The invention relates generally to a semiconductor device and, more particularly, to a method for forming a fine pattern by a spacer patterning technology.
As the sizes of circuit patterns constituting semiconductor devices decrease, there occurs a limitation in an optical resolution in an exposure process that transcribes the pattern onto a wafer. A Spacer Patterning Technology (SPT) has been introduced as a method for overcoming the limitation in the optical resolution and forming finer patterns. In SPT, a spacer is formed on a wafer and an etch target layer under the spacer is selectively patterned using the spacer as an etch mask, thereby forming a fine pattern having a line width determined as a function of the thickness of the spacer. This SPT is expected to overcome the resolution limitation in ArF exposure equipment and thus to be useful to realize a fine pattern having a line width of 40 nm on a wafer.
In SPT, the spacer is formed by a spacer etch with respect to a layer for the spacer. In order to divide the spacers from the spacer layer, the spacer layer is deposited so as to cover a sacrificial pattern or a partition. The spacer etch that is an anisotropic etch is performed on the spacer layer to form the spacers attached to the both side walls of the partition. Therefore, a process for patterning the partitions is primarily required to form the spacer.
To pattern these partitions, a photoresist layer is applied onto a partition layer and a layout of the partition is exposed and transcribed onto the photoresist layer. Thereafter, the exposed photoresist layer is developed to form a photoresist pattern. However, since the ArF light source used to the exposure has quite a short frequency, there is a limitation in a thickness of the photoresist layer capable that can realize the pattern from the result of accurate exposure and development. Since there is a limitation in the ability to increase the thickness of the photoresist pattern, there is also a limitation in a thickness of the partition layer patternable by a selective etch process using this photoresist pattern. Since there is a limitation in the ability to increase the thickness of the partition layer, it is also difficult to ensure that the partition patterned from this partition layer has a required, sufficiently high height.
The limitation to the height of the partition ultimately leads to a limitation to a height of the spacer, and the limitation to the height of the spacer result in a limitation to a thickness of a under layer to be patterned by a selective etch performed using the spacer as an etch mask. Since a height of a circuit pattern such as a gate required on a wafer may be hundreds to thousands angstroms, it is difficult to directly use the spacer having a low height, that can only be formed in a limited height, as an etch mask required to selectively etch a layer for the gate.

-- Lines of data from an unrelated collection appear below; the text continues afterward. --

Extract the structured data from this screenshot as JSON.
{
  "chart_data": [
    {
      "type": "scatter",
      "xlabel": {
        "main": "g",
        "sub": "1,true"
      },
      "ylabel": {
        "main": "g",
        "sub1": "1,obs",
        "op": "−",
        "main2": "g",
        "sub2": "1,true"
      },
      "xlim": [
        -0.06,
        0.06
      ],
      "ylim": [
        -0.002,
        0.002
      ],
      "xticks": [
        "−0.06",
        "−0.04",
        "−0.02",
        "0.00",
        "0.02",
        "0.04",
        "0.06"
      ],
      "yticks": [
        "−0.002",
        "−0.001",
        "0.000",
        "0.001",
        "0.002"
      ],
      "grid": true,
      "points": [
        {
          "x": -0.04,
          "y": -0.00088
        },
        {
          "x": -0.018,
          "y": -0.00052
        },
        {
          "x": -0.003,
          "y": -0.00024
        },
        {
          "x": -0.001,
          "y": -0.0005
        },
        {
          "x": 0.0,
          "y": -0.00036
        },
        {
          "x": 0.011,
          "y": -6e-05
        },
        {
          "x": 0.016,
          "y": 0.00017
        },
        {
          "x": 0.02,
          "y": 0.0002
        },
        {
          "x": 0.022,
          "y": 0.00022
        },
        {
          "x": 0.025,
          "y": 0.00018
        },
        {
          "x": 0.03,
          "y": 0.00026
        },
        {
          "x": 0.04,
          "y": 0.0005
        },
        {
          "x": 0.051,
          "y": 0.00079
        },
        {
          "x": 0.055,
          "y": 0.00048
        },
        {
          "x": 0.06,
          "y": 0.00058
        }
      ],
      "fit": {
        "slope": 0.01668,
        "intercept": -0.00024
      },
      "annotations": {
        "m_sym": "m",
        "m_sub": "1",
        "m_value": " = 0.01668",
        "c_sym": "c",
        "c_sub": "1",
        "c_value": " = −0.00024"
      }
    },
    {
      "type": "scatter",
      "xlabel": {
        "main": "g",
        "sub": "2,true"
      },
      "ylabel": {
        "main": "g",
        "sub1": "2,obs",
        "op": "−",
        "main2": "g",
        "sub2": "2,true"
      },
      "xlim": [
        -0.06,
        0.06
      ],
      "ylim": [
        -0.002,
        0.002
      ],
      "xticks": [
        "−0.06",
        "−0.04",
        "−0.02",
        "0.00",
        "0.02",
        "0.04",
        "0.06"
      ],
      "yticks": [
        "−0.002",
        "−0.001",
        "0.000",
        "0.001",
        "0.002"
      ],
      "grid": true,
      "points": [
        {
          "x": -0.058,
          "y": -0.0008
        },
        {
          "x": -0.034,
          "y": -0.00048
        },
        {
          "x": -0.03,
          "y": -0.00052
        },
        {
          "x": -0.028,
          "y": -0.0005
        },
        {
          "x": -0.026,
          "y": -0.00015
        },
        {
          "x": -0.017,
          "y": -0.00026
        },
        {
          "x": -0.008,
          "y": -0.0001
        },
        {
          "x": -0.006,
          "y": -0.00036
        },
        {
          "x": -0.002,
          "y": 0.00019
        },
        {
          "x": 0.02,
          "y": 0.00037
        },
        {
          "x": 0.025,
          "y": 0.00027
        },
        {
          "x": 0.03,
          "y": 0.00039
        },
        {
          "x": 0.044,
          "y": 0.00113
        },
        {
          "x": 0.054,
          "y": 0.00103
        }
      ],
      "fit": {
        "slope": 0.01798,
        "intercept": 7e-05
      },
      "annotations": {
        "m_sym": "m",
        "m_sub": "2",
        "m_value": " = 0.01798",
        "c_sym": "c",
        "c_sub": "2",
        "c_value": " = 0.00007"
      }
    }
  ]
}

To overcome this difficulty, a hard mask capable of realizing a higher etch selectivity to a pattern target layer is introduced. Layers for the hard mask are introduced as a multilayer stack into a lower side of the spacer so that the hard mask can have a sufficient height and can be accurately transcribed with a shape of the pattern from the spacer having relatively low height. An upper layer introduced into relatively upper side of the multilayer stack acts as a sub mask for etching the lower layer, thereby more accurately transcribing the shape of the spacer onto the lower-most layer. In the case of introducing the hard mask of the multilayer stack as described above, thicknesses and stacking order of the layers constituting the stack are determined in consideration of extents of realization of the etch selectivities among the layers.
As described above, the layer for the hard mask is introduced as a stack structure having a large number of layers and a partition layer for attaching the spacer is further stacked on the hard mask stack. Therefore, the entire stack for the spacer patterning has a relatively large number of stacked layers. Accordingly, an excessive thermal stress is caused in the lower layer due to high thermal requirements in a process of depositing the upper layer, and this may result in a lifting phenomenon in the lower layer. This lifting phenomenon due to the thermal stress may be resulted from that layers having different materials are stacked with interfaces therebetween for realizing significant etch selectivities between the layers and thus an interface properties or an adhesive properties becomes weak.
Therefore, it is necessary to exclude the layer having relatively high thermal requirements when depositing the upper layer of the stack. Also, as it is necessary to stack and selectively etch a plurality of layers, an entire process of the SPT becomes very complicated and a process cost is increased. Accordingly, it is necessary to develop a method capable of realizing stacking of layers for the hard mask and the partition through a combination of fewer layers and realizing a stack structure that is relatively stable to the thermal stress.